Erwin menjelaskan para bakal calon tidak hanya bakal dites kesehatan dan psikologinya. Mereka juga wajib lolos tes penyalahgunaan narkotika dan psikotropika yang nantinya diperiksa di laboratorium yang ditunjuk Menteri Kesehatan sebagai laboratorium untuk pemeriksaan narkotika dan psikotropika.
Sementara tim dokter yang berhak dan boleh menjadi bagian dari tim tes kesehatan-bakal calon harus memenuhi beberapa syarat. Misalnya, syarat dokter pemeriksa kesehatan, yaitu mesti tercatat sebagai anggota Ikatan Dokter Indonesia (IDI), mengantongi STR dan SIP yang berlaku, dan harus ditunjuk IDI wilayah atau IDI cabang.

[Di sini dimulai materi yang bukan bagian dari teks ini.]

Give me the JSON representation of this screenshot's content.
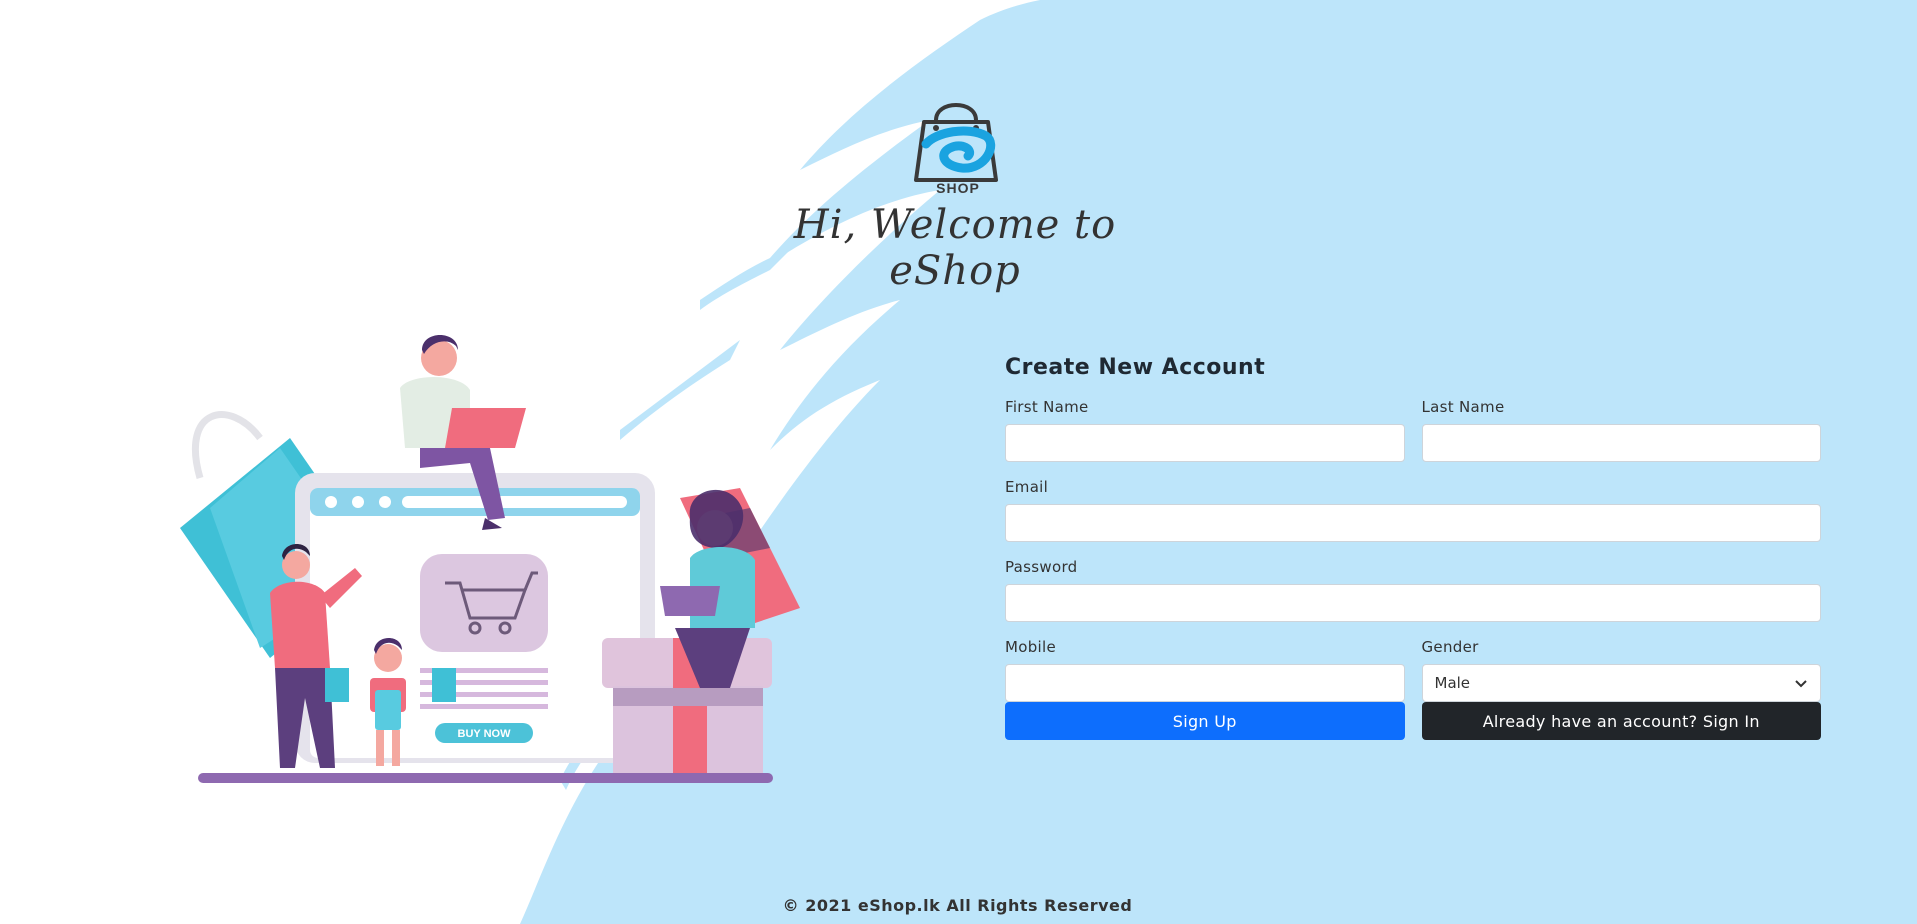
{
  "brand": {
    "logo_text": "SHOP",
    "welcome": "Hi, Welcome to eShop"
  },
  "illustration": {
    "button_label": "BUY NOW"
  },
  "form": {
    "title": "Create New Account",
    "first_name_label": "First Name",
    "first_name_value": "",
    "last_name_label": "Last Name",
    "last_name_value": "",
    "email_label": "Email",
    "email_value": "",
    "password_label": "Password",
    "password_value": "",
    "mobile_label": "Mobile",
    "mobile_value": "",
    "gender_label": "Gender",
    "gender_selected": "Male",
    "signup_label": "Sign Up",
    "signin_label": "Already have an account? Sign In"
  },
  "footer": {
    "text": "© 2021 eShop.lk All Rights Reserved"
  },
  "colors": {
    "background_stroke": "#bde5fa",
    "primary_button": "#0d6efd",
    "dark_button": "#212529",
    "logo_accent": "#1aa3e0"
  }
}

“Kriterianya itu minimal bekerja lima tahun sebagai dokter dan tiga tahun lebih sebagai spesialis di keahlian masing-masing atau atas rekomendasi Perhimpunan Dokter Spesialis cabang terkait,” urainya.
Dokter yang menjadi tim pemeriksa kesehatan calon pun harus dipastikan bukan anggota partai. Serta bukan dokter pribadi bakal calon Wali Kota dan wakil Wali Kota atau juga bukan sanak keluarga atau kerabat dari kandidat.
Selain dokter spesialis, KPU akan melibatkan ahli psikologi. Syaratnya, yang bersangkutan tercatat sebagai anggota Himpunan Psikologi Indonesia (HIMPSI) yang dibuktikan dengan Kartu Tanda Anggota (KTA) yang berlaku.
“Ia juga mesti mengantongi sertifikat sebutan psikolog (SSP) yang dikeluarkan oleh HIMPSI, termasuk memiliki surat izin praktik psikologi (SIPP) yang masih berlaku,” tambahnya.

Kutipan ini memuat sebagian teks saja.